Think you'll come back to work a frazzled mess? Nah. You'll return to your career more capable than you were back when you waddled out still pregnant. That's because in the interim, the world's hardest boss (that would be your baby) has just put you through boot camp. Thank you, sir, may I have another? My prediction? You'll be better at...
Pivoting: There will be times, of course, when you need pure concentration on a heads-down project at work, or when you need to be 100% focused on your family. But the other 23 hours of your day? Those will be all jumbled up. At work, you'll get a call about the baby. At home, you'll get an email from a client. And as soon as you get comfortable bringing your whole self to work—mom identity and all—the pivoting starts to feel less like it's bad on your knees, and more like it's some supercharged dance all over the court in a cute tennis skirt.

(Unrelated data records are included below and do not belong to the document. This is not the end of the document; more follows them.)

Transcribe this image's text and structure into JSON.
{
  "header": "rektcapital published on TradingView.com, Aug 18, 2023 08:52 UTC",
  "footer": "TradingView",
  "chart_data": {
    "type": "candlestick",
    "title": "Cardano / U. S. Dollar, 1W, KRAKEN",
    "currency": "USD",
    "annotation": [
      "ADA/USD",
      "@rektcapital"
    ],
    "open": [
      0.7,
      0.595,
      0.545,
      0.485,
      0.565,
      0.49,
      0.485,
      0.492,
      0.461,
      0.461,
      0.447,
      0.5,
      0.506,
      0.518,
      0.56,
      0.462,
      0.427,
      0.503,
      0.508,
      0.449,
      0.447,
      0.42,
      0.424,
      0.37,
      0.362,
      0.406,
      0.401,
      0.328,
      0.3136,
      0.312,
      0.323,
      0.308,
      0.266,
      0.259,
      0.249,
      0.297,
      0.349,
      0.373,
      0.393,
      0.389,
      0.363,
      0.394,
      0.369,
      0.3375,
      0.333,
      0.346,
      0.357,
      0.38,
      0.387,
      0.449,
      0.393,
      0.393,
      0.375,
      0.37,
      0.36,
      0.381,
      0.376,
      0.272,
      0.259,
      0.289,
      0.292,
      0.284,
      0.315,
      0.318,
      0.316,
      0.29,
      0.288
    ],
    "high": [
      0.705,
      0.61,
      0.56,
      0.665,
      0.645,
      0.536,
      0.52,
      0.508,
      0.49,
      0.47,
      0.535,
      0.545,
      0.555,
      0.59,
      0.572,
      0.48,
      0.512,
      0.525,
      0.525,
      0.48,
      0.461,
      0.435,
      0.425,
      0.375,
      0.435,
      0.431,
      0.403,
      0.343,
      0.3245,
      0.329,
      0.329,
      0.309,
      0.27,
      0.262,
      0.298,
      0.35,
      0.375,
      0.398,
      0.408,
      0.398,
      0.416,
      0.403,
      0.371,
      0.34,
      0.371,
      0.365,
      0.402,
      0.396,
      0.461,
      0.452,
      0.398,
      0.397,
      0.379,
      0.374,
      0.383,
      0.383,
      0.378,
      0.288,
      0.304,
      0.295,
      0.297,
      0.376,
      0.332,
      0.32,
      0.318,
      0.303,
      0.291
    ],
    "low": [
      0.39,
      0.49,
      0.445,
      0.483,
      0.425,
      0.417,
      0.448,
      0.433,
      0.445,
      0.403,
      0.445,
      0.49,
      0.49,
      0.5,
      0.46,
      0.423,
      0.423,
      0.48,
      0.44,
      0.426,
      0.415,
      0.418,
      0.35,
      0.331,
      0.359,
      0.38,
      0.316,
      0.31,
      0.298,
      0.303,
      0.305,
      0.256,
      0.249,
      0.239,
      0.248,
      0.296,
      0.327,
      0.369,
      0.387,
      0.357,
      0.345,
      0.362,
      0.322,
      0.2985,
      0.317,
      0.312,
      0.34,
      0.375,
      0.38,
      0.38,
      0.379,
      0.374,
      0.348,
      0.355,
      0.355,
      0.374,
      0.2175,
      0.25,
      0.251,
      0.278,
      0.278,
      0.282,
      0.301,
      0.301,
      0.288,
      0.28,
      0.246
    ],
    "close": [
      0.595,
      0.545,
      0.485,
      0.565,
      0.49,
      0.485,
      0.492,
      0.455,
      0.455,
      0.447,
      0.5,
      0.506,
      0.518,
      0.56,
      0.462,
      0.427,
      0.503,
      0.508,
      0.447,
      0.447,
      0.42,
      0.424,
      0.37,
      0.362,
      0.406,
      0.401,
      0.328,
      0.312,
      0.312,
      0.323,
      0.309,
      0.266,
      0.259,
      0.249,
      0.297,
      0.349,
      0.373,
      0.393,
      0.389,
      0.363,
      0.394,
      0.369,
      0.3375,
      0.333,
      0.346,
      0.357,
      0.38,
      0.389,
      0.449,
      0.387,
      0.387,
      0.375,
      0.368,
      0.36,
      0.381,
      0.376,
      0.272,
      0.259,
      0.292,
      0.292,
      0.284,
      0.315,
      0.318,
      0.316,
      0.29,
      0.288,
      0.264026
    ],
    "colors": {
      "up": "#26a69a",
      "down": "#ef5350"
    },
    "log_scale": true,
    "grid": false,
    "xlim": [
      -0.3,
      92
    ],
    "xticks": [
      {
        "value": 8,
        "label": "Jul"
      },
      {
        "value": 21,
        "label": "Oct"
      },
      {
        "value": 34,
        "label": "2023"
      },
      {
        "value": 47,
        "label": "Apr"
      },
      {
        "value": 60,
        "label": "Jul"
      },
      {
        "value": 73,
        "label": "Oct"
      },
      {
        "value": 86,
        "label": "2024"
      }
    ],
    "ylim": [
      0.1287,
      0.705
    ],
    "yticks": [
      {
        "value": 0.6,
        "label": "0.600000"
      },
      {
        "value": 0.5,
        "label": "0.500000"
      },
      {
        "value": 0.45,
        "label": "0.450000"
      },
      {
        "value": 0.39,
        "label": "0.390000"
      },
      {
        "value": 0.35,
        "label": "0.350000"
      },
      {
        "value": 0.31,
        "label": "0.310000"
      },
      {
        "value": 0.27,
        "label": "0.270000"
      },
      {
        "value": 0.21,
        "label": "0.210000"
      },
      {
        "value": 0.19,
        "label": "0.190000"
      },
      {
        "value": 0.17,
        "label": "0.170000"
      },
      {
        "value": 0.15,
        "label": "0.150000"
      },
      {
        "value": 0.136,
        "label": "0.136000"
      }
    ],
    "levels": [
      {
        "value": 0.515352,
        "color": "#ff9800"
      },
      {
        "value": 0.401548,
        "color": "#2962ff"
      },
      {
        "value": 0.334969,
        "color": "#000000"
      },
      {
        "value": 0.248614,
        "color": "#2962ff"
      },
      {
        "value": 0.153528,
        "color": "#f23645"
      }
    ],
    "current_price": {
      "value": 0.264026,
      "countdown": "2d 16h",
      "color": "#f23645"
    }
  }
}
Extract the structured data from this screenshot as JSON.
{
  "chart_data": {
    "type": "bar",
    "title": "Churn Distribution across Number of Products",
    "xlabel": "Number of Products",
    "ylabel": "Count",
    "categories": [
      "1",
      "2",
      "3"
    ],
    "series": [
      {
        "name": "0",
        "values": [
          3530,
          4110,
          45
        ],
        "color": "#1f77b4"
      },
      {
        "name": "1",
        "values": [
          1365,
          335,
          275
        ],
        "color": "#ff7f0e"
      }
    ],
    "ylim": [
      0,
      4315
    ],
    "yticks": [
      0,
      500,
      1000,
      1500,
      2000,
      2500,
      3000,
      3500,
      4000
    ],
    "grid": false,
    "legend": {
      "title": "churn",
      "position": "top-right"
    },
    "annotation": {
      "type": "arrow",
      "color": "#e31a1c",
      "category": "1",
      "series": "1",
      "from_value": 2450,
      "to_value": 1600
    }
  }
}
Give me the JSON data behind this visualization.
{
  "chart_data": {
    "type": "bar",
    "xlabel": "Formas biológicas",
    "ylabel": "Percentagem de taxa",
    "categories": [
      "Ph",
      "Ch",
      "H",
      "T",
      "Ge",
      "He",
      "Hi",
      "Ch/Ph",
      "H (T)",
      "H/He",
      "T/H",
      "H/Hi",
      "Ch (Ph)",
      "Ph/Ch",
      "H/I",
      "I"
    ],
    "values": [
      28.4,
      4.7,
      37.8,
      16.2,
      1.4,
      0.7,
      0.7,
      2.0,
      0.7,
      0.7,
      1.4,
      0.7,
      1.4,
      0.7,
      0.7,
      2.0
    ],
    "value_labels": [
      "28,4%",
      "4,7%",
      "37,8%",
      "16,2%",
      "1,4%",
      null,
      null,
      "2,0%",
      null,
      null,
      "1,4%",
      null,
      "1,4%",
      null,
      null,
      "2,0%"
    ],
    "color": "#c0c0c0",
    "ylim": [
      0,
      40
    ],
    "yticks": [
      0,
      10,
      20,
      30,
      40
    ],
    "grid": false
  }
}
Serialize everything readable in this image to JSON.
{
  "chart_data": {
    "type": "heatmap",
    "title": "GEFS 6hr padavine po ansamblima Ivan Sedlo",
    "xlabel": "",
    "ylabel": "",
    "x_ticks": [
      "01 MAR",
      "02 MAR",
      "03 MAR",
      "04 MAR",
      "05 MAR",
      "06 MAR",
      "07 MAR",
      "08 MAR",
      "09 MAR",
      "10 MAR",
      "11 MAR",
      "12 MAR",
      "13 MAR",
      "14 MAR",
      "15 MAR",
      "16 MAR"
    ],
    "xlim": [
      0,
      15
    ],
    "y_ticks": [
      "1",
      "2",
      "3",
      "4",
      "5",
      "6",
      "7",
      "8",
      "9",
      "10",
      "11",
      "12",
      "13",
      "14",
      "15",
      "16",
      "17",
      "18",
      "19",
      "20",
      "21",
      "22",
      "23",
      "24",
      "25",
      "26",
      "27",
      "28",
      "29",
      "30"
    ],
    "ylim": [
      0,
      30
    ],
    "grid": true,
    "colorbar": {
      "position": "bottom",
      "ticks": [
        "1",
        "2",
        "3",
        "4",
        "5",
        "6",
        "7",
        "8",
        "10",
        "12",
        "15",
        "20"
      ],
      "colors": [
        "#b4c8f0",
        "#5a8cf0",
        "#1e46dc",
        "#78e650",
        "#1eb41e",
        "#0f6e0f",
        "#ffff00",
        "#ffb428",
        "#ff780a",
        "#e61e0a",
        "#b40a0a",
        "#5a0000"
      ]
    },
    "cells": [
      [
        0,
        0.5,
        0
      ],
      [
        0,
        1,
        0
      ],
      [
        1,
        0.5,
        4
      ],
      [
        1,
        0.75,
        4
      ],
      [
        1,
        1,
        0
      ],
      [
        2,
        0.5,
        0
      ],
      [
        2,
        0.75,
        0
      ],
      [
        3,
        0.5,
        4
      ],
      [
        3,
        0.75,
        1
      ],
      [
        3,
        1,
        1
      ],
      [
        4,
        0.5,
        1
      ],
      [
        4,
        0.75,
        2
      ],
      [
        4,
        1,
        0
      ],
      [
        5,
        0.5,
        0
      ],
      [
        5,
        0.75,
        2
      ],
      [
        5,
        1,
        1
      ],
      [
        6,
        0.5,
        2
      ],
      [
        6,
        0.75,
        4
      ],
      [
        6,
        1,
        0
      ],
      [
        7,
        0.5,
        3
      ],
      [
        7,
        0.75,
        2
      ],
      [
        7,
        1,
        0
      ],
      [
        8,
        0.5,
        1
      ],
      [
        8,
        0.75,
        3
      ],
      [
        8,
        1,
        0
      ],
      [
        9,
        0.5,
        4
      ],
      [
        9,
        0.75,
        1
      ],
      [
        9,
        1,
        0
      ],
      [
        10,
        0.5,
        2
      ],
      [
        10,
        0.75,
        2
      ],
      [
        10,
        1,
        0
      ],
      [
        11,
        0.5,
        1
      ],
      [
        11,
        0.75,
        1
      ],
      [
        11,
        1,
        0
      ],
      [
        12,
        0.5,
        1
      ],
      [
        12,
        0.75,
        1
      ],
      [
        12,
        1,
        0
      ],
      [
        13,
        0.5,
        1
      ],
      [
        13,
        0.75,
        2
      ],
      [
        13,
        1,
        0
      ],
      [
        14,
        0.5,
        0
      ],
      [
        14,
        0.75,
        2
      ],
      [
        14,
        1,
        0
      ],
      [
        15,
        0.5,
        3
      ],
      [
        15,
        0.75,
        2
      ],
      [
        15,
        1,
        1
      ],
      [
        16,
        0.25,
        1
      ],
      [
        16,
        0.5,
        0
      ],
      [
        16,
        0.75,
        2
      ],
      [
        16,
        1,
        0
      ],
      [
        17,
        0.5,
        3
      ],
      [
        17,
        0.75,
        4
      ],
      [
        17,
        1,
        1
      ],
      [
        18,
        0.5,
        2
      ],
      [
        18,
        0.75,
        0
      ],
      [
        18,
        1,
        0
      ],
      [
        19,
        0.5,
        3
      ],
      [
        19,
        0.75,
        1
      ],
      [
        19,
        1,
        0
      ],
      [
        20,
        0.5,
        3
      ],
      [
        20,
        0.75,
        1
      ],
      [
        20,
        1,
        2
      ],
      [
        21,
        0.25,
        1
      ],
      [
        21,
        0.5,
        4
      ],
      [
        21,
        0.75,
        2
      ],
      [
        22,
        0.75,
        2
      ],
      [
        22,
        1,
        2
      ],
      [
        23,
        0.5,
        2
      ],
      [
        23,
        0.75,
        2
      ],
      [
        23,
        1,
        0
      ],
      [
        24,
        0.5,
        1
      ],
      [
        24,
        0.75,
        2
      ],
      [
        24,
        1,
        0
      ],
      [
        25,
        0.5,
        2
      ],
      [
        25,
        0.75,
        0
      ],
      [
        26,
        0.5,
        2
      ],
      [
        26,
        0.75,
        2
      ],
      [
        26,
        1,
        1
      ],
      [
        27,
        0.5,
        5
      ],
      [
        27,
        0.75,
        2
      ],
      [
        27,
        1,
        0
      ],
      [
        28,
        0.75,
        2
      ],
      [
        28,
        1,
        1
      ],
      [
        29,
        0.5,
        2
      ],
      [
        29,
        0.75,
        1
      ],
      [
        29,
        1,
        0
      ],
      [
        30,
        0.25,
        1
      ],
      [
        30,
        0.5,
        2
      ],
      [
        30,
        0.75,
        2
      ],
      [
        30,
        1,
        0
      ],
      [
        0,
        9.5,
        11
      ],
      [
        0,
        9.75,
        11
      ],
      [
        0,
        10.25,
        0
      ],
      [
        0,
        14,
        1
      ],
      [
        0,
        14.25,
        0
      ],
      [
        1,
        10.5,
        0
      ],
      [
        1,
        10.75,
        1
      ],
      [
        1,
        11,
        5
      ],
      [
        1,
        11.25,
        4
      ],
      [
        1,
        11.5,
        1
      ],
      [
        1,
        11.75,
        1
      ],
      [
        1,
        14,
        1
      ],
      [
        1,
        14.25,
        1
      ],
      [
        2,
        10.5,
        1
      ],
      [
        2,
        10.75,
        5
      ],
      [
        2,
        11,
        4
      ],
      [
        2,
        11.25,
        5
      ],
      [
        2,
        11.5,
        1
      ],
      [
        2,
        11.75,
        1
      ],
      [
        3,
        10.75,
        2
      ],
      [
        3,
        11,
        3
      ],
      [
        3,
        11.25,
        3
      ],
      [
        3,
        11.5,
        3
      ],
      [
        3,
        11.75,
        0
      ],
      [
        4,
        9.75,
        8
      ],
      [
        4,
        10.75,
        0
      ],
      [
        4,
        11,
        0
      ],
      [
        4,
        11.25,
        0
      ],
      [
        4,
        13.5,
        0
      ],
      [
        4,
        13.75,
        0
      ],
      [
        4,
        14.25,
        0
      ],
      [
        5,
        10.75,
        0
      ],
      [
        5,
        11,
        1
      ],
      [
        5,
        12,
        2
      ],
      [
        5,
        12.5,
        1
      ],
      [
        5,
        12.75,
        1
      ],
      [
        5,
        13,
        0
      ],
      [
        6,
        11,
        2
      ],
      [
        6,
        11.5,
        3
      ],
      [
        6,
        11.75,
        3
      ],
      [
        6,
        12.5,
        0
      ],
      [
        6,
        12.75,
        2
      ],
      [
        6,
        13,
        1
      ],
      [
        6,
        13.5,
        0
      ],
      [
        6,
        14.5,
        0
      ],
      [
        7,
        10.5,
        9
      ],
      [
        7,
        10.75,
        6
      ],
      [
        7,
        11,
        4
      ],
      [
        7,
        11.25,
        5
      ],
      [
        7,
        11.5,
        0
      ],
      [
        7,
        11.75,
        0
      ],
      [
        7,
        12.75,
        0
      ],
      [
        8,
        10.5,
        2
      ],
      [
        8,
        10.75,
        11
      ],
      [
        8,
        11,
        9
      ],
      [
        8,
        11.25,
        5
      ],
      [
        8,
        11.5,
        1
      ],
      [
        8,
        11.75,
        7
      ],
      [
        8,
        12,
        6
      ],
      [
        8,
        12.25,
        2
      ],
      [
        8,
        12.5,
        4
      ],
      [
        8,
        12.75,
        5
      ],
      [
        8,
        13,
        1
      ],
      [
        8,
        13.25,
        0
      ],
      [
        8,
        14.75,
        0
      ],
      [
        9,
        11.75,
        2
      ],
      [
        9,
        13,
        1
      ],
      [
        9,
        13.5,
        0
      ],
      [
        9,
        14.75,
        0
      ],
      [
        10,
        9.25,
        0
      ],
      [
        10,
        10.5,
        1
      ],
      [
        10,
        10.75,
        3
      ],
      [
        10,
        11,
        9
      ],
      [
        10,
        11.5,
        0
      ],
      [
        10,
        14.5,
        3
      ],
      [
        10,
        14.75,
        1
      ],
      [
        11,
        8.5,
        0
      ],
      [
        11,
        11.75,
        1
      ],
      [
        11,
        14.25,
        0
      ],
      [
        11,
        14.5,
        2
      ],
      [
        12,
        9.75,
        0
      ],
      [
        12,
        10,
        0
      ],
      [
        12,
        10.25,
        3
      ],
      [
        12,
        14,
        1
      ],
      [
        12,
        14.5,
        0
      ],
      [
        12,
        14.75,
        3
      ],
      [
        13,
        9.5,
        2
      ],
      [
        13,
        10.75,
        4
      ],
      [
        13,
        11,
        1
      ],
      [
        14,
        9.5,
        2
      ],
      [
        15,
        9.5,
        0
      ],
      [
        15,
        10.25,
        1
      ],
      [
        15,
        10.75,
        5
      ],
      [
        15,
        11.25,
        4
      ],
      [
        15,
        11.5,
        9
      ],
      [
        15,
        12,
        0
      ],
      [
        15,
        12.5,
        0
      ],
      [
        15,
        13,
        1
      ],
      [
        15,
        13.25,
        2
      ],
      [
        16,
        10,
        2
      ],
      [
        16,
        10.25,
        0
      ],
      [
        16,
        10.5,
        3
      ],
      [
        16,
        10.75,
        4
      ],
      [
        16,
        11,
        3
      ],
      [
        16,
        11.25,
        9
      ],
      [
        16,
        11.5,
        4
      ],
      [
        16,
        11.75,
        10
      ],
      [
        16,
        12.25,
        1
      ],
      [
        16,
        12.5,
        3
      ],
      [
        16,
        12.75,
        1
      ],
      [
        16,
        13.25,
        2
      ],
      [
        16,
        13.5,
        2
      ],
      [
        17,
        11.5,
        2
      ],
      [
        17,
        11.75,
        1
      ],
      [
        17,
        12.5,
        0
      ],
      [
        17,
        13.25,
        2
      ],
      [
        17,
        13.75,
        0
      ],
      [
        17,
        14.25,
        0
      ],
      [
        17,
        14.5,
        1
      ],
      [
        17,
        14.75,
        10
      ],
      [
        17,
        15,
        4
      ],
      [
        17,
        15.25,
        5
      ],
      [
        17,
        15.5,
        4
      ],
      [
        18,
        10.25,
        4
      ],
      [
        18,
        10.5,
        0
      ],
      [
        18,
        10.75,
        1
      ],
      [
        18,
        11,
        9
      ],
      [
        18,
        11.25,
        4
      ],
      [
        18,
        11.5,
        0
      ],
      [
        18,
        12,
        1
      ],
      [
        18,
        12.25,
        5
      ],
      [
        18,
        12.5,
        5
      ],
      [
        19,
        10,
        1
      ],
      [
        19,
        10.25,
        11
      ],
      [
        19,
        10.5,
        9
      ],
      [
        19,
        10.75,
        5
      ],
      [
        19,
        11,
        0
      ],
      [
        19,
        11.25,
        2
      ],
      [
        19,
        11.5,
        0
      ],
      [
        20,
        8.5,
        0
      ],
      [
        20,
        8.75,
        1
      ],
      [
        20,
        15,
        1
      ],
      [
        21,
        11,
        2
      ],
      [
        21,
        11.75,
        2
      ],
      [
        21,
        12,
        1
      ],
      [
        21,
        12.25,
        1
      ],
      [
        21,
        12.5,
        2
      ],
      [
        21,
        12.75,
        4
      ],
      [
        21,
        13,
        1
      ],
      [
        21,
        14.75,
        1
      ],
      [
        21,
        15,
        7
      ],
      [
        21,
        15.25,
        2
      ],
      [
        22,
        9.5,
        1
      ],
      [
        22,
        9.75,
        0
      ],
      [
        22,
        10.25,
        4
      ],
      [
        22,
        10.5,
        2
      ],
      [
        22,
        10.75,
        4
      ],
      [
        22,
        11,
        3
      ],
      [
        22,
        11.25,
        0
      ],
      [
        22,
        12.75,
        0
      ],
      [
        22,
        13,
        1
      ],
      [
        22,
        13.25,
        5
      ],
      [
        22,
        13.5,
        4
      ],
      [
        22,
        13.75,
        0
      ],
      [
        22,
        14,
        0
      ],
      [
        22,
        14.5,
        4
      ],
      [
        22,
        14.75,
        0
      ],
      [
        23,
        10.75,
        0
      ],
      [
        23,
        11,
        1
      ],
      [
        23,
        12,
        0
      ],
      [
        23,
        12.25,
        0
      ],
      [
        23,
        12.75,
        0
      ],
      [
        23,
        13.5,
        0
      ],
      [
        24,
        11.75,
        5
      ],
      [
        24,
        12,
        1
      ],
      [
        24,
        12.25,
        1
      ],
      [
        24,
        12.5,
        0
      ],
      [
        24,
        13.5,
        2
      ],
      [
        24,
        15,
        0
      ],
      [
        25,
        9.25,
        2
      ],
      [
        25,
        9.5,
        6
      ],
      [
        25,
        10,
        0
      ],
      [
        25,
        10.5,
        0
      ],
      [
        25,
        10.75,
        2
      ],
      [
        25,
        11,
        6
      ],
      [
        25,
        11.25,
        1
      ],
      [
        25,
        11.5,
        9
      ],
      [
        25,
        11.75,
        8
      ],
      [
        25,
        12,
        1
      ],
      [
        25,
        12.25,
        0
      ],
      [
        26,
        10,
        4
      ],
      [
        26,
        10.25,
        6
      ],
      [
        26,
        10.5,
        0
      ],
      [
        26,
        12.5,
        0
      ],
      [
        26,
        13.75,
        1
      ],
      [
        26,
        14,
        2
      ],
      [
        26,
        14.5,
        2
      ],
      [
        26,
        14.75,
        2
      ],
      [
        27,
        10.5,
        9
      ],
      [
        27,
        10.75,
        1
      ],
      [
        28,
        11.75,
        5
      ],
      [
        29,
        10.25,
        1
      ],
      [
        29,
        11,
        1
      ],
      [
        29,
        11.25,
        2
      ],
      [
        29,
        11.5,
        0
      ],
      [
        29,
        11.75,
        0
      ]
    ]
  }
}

Working quickly and efficiently: It's tempting here to say something about how your skills at the changing table prepare you for sudden shit-storms (and indeed, Mark Zuckerberg even bragged about his sub-30-second diaper change). But most new working moms will tell you they get faster and smarter about how they work because, for the first time, they have a quitting time. Not a like-to-get-out-by time. A hard stop, after which their daycare charges them money, or their nanny dips into the freezer stash of breastmilk, or they don't make it home in time to read The Runaway Bunny. You will be shocked by how much you get done. Quickly. And well.
Saying no—and saying yes: The saying no part is probably no surprise. When life gets fuller, you simply have to decline some invitations, some projects, some meetings that just aren't crucial. But your Yes List—the things you do choose to take on—becomes hugely validating. Those are things that you know you've truly considered and designated important. And therefore? You will nail them.